Balanced fund are a type of funds which does not take full exposure either in equity or in debt. It invests in both equity and debt in a well defined ratio as per the fund's mandate.These funds are also called as hybrid funds.
Equity Oriented Hybrid Funds
These funds usually invest in the ratio 60:40(equity : debt) or 75:25 (equity : debt). This is suitable for investors who wants to get benefited from the equity market but at the same time would not like to risk his entire money with equites. These funds perform better than equity funds during the downturn in markets and have a better shield in terms of debt component.
In case of downturn, these funds increase their debt component to reduce the impact of falling market in the fund's NAV.Similarly during a bull run, these fund will increase their equity exposure to get benefited from the bull run.

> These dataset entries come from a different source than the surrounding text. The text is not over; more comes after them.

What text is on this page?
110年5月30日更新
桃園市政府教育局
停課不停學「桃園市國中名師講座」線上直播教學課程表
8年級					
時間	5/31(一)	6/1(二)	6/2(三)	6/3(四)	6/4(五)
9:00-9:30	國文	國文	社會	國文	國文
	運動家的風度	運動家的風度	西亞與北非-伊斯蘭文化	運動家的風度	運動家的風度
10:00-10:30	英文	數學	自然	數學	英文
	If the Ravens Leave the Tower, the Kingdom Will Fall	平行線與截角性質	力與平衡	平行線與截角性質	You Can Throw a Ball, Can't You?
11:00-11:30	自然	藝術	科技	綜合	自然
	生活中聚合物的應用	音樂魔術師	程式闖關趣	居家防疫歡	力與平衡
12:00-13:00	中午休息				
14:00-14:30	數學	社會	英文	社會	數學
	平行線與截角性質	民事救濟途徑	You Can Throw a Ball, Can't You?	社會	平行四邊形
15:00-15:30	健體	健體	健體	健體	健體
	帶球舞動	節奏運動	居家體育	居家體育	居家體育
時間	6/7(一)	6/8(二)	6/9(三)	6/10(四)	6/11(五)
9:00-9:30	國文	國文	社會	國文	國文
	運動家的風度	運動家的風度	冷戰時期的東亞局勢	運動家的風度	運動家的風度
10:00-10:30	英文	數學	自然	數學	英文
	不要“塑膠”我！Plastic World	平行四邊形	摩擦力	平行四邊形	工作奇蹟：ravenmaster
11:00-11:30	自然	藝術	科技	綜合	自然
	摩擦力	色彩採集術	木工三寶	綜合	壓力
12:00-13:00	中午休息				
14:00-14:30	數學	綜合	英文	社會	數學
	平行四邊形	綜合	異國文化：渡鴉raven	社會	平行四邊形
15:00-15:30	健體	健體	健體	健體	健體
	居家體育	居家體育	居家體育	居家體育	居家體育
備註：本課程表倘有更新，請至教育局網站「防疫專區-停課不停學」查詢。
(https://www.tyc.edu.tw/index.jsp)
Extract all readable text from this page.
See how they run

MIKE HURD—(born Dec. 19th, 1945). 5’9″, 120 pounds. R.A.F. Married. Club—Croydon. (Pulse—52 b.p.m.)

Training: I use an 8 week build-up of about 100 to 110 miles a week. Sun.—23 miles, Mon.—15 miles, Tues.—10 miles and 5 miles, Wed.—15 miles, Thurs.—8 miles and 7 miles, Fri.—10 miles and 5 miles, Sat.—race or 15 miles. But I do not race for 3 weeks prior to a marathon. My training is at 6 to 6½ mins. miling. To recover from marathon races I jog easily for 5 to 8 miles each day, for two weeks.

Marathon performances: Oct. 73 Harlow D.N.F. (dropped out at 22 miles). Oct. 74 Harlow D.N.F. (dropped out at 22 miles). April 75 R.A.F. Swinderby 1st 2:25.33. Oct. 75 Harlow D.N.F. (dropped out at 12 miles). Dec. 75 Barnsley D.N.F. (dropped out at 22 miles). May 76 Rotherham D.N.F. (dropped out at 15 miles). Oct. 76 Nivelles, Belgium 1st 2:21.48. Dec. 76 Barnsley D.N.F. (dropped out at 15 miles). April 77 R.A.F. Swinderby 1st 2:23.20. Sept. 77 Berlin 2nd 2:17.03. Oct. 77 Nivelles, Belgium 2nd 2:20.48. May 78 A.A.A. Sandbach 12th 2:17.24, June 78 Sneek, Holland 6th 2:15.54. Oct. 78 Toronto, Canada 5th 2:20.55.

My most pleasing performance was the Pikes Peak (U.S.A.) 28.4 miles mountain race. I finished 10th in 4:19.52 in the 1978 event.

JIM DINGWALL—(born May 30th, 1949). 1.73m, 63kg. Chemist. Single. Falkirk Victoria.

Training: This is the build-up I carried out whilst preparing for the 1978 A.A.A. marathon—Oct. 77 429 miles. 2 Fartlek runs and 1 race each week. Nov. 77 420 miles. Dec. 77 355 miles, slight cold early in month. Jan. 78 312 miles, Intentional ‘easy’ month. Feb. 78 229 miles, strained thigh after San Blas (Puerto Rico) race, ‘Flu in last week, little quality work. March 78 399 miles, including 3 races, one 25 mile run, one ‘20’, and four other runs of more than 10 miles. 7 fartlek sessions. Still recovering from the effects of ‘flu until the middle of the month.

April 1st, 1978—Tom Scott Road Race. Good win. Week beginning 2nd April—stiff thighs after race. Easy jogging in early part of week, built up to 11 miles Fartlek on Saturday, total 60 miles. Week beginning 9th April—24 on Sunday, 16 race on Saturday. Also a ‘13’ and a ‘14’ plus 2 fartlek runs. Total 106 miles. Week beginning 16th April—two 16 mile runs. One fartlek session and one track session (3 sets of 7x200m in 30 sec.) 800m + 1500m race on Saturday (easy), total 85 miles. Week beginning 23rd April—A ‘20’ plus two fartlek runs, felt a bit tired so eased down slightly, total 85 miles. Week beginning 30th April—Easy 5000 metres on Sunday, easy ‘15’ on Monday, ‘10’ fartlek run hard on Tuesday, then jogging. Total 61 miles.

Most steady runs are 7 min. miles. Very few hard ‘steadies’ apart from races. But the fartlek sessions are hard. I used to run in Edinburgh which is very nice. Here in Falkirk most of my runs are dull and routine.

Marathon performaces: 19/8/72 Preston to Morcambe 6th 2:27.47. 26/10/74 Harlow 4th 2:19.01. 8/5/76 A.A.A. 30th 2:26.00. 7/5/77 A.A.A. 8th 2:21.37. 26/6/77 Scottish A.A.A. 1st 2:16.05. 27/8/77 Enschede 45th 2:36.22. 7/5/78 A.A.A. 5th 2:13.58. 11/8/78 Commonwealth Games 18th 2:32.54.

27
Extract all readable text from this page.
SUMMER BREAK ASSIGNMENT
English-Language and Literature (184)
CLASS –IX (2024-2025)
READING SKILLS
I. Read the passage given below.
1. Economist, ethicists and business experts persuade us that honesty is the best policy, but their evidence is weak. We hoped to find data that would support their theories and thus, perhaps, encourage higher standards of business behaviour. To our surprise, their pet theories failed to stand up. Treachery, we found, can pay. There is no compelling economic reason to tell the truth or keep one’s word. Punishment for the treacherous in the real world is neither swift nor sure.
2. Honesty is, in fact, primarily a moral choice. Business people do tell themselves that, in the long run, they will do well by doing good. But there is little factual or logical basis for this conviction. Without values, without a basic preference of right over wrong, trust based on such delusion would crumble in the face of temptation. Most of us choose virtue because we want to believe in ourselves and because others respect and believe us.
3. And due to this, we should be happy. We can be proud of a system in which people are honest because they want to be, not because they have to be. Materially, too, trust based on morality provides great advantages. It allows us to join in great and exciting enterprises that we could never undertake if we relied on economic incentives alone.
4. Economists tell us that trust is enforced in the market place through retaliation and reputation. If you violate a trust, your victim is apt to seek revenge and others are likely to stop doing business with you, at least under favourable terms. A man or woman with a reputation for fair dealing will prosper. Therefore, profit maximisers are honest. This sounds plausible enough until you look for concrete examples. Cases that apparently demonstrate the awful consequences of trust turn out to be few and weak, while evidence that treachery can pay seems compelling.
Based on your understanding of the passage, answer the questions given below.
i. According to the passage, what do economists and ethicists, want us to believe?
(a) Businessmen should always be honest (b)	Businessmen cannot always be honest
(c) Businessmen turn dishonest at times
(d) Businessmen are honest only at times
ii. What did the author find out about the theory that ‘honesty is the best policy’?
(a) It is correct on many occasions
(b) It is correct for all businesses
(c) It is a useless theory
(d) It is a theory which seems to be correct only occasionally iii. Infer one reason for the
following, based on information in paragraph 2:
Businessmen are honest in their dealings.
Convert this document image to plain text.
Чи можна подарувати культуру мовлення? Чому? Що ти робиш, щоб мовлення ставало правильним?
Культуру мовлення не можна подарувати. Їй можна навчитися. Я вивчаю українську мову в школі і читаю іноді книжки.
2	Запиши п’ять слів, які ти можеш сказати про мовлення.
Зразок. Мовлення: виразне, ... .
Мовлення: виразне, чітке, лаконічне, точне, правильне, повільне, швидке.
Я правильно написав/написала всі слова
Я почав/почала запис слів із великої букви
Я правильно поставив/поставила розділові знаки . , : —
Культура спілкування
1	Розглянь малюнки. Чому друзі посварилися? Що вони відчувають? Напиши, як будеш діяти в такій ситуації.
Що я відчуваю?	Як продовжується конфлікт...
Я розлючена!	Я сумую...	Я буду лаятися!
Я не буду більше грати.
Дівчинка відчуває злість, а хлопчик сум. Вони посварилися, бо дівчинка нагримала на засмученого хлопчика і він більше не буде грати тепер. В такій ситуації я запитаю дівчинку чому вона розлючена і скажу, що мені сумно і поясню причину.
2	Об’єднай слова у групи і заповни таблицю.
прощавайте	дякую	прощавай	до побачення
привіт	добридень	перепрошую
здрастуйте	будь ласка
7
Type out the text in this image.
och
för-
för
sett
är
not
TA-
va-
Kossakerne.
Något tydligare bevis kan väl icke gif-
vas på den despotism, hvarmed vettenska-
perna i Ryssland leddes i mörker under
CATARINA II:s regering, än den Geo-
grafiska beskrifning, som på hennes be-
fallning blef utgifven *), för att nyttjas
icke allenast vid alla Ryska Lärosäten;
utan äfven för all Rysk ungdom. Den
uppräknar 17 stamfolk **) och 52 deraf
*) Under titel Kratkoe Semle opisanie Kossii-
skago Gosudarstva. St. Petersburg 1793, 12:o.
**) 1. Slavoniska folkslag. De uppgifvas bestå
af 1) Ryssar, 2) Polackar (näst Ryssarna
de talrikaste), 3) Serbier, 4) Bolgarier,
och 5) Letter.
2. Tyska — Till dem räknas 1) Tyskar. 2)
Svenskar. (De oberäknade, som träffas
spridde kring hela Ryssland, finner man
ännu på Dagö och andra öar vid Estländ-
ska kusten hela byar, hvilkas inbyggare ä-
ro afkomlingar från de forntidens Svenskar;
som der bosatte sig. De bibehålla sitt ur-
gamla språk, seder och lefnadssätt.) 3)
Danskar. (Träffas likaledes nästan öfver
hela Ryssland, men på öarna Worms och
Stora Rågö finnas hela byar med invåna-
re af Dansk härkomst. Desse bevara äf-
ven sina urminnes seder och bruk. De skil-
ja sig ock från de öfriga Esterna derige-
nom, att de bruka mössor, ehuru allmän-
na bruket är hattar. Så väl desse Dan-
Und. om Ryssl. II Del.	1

So a moderate risk investor can choose this fund to have a balanced return.
Debt Oriented balanced Mutual Funds
The pension funds are typical example of debt oriented balanced mutual funds. These have a big chunk(>70%) of their portfolio in debt instruments. These funds are designed to get returns from debt instruments but have a small portion invested in equities to get that additional kicker return to outpace typical fixed income instruments like bank FDs.In order to get an edge over typical debt instruments and also provide investor an extra bit of return, they have a limited exposure to equities.
So an investor in the age range of >30 who has dependents and who can't take high level of risk, can opt for balanced fund to bring in stability to his portfolio.